With the 2003 Maryland General Assembly now adjourned, political commentators are making their observations of the session highlighted by the state’s budget crisis, the push for video slot machine gambling, and the advances and setbacks of the new Ehrlich administration. Yet very little — if any — attention will be given to the latest developments in one of Annapolis’s most consequential, long-running and disheartening political games: the ever-tightening restriction on consumer choices in order to increase profit margins for politically favored businesses.

The game works like this: A politically favored business group becomes worried that an innovative new competitor might open shop and offer consumers lower prices, better selection, higher quality or greater convenience. Instead of lowering prices or reinventing themselves to meet this challenge and better serve consumers, the old-guard businesses instead use their political connections to gain passage of new laws and regulations that make it harder for the innovative newcomers to open shop, or ban the newcomers altogether. The old-line businesses are protected, and they can increase their prices and profit margins because they know they are safe from competition.

In economic jargon, this game is known as “rent seeking.” Because of government’s restraints on competition, the politically favored businesses earn extra profits — “rents” — that they would not have earned in a fair, open marketplace where consumers have broader freedom of choice.

Rent seeking is a long-running, successful game in Annapolis. From 18th century banking regulations to restrictions on who can take the bar exam, to rules governing new car dealerships, to laws on telecommunications and energy companies, Maryland politicians have handed out monopolies and established business cartels with well-protected profit margins. Just recently, state lawmakers prohibited the retail sale of gasoline at below-wholesale prices after service station chains complained that convenience store “promotional special” gas prices were cutting into the service stations’ profit margins. Thanks to friends in the legislature, service stations’ bank accounts are larger and consumers’ wallets are lighter.

In 2003, liquor shop owners became the newest business group to become big-time players in the rent-seeking game. Worried that beverage store chains like Virginia’s Total Beverage or retail grocery and convenience chains like Safeway or 7‑eleven would step up their efforts to sell beer and wine in Maryland at lower prices and with greater convenience for consumers, liquor shop owners in Charles, St. Mary’s and Washington counties successfully gained passage of laws prohibiting any chain that sells alcoholic beverages in other states from receiving an alcoholic beverage license for those counties. (Lawmakers previously passed similar legislation for Baltimore City and Baltimore and Anne Arundel counties.) It should come as no surprise that, in the most recent election cycle, alcoholic beverage retailers in Charles, St. Mary’s and Washington counties gave almost $4,000 in campaign contributions to the sponsors of those bills.
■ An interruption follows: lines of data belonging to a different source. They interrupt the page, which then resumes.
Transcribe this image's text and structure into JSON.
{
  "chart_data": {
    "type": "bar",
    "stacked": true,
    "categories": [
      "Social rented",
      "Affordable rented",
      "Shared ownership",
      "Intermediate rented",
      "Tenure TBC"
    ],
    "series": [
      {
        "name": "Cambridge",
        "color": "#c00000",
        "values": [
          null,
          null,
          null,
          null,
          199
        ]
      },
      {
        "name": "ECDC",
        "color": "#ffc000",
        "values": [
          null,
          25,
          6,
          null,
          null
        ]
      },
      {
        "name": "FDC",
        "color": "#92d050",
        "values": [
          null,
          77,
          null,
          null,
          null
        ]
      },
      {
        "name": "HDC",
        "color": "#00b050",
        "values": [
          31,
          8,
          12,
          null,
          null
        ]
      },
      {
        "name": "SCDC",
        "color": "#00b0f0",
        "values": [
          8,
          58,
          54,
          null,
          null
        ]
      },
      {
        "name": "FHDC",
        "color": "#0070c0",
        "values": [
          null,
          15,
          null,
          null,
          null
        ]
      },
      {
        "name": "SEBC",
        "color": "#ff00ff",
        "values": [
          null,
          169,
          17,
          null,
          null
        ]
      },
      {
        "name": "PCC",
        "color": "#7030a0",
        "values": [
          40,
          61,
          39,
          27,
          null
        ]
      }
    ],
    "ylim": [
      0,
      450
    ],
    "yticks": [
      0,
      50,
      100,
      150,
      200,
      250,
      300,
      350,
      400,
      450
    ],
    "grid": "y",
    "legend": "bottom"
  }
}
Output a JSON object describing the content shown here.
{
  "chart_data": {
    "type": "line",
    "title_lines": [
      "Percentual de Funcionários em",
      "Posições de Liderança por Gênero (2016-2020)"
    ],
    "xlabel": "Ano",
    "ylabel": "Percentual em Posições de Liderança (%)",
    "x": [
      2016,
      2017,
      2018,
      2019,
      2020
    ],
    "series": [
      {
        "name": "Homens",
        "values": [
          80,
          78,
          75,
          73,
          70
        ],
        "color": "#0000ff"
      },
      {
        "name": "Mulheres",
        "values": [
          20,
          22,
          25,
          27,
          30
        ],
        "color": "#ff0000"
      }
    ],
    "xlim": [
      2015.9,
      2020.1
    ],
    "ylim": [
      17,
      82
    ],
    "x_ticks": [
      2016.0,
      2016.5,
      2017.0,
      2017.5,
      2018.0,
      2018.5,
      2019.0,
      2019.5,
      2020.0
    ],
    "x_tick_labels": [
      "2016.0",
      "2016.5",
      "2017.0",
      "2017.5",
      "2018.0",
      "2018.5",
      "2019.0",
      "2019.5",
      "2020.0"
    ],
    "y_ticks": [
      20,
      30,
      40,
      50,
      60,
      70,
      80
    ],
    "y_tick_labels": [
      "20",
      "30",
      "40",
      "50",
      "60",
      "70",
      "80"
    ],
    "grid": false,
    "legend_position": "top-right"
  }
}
Annapolis politicians and shop owners defend the restrictions on consumer freedom by claiming that beverage chains would drive the local stores out of business and then would jack up prices. That defense is without merit; if a chain attempted to do so, it would be too easy for another competitor to take away the chain’s business with lower prices. The real reason that liquor store owners want the law is because they fear consumers will prefer the lower prices and greater selection of a beverage chain or the tremendous convenience of buying beer and wine at a grocery or convenience store.

Purposely restricting the free market to force consumers to pay more and boost politically favored businesses’ profit margins is bad enough. Maryland lawmakers’ decision to do this at a time when they are also raising taxes and cutting further into residents’ income is galling.